Dovevano essere gli occhiali smart rivoluzionari, ma se l'idea era buona, il mondo non era ancora pronto per una simile rivoluzione. Sono arrivati con troppo anticipo e non hanno avuto quel successo di pubblico che da Mountain View, evidentemente, si aspettavano. Poi sono arrivati problemi tecnici grossolani, anche legati all'annoso problema della privacy, che ha portato alla sospensione delle vendite nel 2015.
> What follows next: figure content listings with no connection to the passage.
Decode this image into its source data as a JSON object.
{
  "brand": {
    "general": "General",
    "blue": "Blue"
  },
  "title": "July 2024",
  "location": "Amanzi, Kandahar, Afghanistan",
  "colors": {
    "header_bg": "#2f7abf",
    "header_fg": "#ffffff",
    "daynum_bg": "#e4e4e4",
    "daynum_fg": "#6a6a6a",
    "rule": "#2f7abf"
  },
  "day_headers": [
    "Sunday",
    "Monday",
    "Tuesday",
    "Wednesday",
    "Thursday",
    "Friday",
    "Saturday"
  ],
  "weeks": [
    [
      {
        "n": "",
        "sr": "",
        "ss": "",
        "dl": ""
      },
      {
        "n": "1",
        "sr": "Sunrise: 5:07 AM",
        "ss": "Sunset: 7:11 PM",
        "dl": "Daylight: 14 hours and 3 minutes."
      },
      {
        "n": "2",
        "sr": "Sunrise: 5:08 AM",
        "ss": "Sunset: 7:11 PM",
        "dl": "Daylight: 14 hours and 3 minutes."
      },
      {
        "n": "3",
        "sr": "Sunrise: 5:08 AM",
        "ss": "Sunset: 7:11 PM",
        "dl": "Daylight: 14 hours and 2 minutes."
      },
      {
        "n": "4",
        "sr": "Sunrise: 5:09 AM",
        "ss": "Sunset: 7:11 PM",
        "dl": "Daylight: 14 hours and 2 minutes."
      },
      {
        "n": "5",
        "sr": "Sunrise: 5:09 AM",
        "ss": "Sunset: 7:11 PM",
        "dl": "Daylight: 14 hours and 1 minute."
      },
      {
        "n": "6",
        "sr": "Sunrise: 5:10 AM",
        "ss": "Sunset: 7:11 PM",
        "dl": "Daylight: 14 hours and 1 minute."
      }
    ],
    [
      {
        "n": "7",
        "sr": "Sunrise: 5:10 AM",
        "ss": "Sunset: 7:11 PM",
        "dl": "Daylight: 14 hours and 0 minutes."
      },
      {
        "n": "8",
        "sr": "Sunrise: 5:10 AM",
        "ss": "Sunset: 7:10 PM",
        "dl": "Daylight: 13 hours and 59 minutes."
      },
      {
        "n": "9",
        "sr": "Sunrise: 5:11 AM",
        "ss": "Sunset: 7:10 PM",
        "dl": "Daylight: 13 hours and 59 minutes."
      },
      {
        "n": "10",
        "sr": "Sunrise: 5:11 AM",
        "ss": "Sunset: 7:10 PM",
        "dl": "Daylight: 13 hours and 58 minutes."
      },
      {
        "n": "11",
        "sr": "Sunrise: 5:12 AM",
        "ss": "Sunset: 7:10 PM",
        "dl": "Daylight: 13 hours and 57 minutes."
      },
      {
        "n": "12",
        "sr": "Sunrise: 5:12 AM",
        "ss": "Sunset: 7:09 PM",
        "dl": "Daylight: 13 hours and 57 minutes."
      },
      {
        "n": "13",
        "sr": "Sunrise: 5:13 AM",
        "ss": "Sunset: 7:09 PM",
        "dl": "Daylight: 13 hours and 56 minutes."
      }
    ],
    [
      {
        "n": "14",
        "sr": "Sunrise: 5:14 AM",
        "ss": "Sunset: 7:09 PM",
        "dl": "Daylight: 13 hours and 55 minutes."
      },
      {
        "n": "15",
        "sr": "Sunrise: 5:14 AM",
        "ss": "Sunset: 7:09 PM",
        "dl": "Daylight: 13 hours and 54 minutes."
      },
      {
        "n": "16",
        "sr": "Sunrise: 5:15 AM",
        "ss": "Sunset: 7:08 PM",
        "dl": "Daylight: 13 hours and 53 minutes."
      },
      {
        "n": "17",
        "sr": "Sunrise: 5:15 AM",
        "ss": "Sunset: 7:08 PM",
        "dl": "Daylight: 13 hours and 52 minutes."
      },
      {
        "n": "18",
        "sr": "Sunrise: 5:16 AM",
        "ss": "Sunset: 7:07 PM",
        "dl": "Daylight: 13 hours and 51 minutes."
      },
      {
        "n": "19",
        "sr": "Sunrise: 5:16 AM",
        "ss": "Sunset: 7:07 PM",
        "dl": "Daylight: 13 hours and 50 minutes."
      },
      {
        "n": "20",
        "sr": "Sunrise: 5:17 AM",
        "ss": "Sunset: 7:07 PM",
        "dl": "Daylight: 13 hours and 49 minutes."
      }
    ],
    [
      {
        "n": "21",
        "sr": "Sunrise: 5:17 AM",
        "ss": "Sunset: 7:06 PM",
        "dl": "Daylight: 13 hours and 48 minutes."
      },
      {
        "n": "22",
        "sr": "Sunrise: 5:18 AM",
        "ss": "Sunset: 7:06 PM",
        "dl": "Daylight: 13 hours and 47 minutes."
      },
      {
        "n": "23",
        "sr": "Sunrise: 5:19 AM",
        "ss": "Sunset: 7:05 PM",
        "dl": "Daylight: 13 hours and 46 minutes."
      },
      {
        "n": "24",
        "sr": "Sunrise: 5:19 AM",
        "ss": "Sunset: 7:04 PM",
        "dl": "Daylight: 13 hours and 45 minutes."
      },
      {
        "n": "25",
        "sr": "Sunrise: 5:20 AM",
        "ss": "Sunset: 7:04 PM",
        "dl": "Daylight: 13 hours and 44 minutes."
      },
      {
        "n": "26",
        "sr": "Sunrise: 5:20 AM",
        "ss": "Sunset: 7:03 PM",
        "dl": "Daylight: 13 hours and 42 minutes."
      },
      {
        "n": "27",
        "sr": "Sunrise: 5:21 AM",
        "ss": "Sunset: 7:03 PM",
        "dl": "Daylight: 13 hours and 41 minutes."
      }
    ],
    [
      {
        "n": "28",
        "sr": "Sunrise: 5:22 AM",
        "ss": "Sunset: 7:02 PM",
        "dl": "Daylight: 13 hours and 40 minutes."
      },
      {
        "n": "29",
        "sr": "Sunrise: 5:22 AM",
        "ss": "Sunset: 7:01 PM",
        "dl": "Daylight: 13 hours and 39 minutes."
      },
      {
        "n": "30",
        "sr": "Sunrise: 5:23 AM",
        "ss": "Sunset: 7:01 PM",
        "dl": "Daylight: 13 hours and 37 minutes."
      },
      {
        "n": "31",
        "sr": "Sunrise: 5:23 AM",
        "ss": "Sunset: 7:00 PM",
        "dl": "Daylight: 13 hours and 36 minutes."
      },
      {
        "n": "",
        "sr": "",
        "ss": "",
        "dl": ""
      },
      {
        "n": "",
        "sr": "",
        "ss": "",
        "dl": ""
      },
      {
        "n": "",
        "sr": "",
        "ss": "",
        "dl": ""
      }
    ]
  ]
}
Big G non ha mai rinunciato definitivamente al progetto, tanto che a maggio ha acquistato la startup Raxium, specializzata nella produzione di display MicroLed, entrata a far parte della divisione 'Device and Services' del colosso di Mountain View. Secondo gli analisti, l'azienda dovrebbe spingere le mire di Google nel metaverso, grazie alla realizzazione di un paio di occhiali di realtà aumentata, successori proprio dei Google Glass.

Nexus Q

Un dispositivo connesso agli altri della casa. Era questa l'idea alla base di Nexus Q: oggi è la prassi, ma forse il 2012, anno di lancio del pordotto, era troppo presto. Nexus Q aveva una forma sferica elegante, pescava contenuti nel cloud e li trasmetteva su tv, casse, smartphone, tablet. Lanciato nel 2012 al prezzo di 300 dollari, fu stroncato sin dal principio: arrivò negli scaffali degli store statunitensi, ma ben presto fu ritirato dal commercio. Una parte delle sue funzionalità sono state poi assorbite dal Chromecast, dispositivo 'made in Google' che ha avuto ben altro successo ed è tutt'oggi utilizzato da milioni di persone in giro per il mondo.

Ara

Project Ara

Non si può fare a meno di notare che tutti i flop di Google siano stati scanditi dallo stesso 'leit motiv': idee geniali ma forse troppo azzardate per i tempi tecnologici che correvano. Il progetto 'Ara' era un di queste: nell'idea degli sviluppatori di Mountain View doveva essere uno smartphone rivoluzionario e modulare, che gli utenti avrebbero potuto 'customizzare' a piacimento, con moduli da combinare a piacimento. Dopo un lungo tira e molla, il progetto non è andato in porto (anche se a più riprese si è parlato di un possile ritorno di fiamma mai concretizzato).

Google Video

In questo caso si può parlare di mezzo fallimento. Google Video, piattaforma per lo streaming di video, ha avuto una vita abbastanza lunga - dal 2005 al 2012. A due anni dal suo lancio, tuttavia, Big G ha acquistato il diretto concorrente YouTube, che dopo qualche anno di convivenza, ha assorbito completamente la piattaforma nativa del colosso.

Health

Quando si pensa al monitoraggio della salute, al giorno d'oggi, vengono in mente le moltissime app collegate agli smartwatch di ultima generazione. Software che permettono di tenere sotto controllo i propri parametri vitali, dal battito cardiaco alla pressione arteriosa o quella dell'ossigeno. Big G ci aveva provato nel 2008 con Google Health, un servizio che avrebbe dovuto rivoluzionare, a suo modo, la sanità: gli utenti potevano archiviare i medicinali assunti, le proprie allergie e malattie, così come gli esiti delle varie analisi cliniche. Un progetto chiuso nel 2012 dopo quattro anni di vita, perché, come spiegavano dai vertici dell'azienda, "non ha avuto l'impatto che speravamo".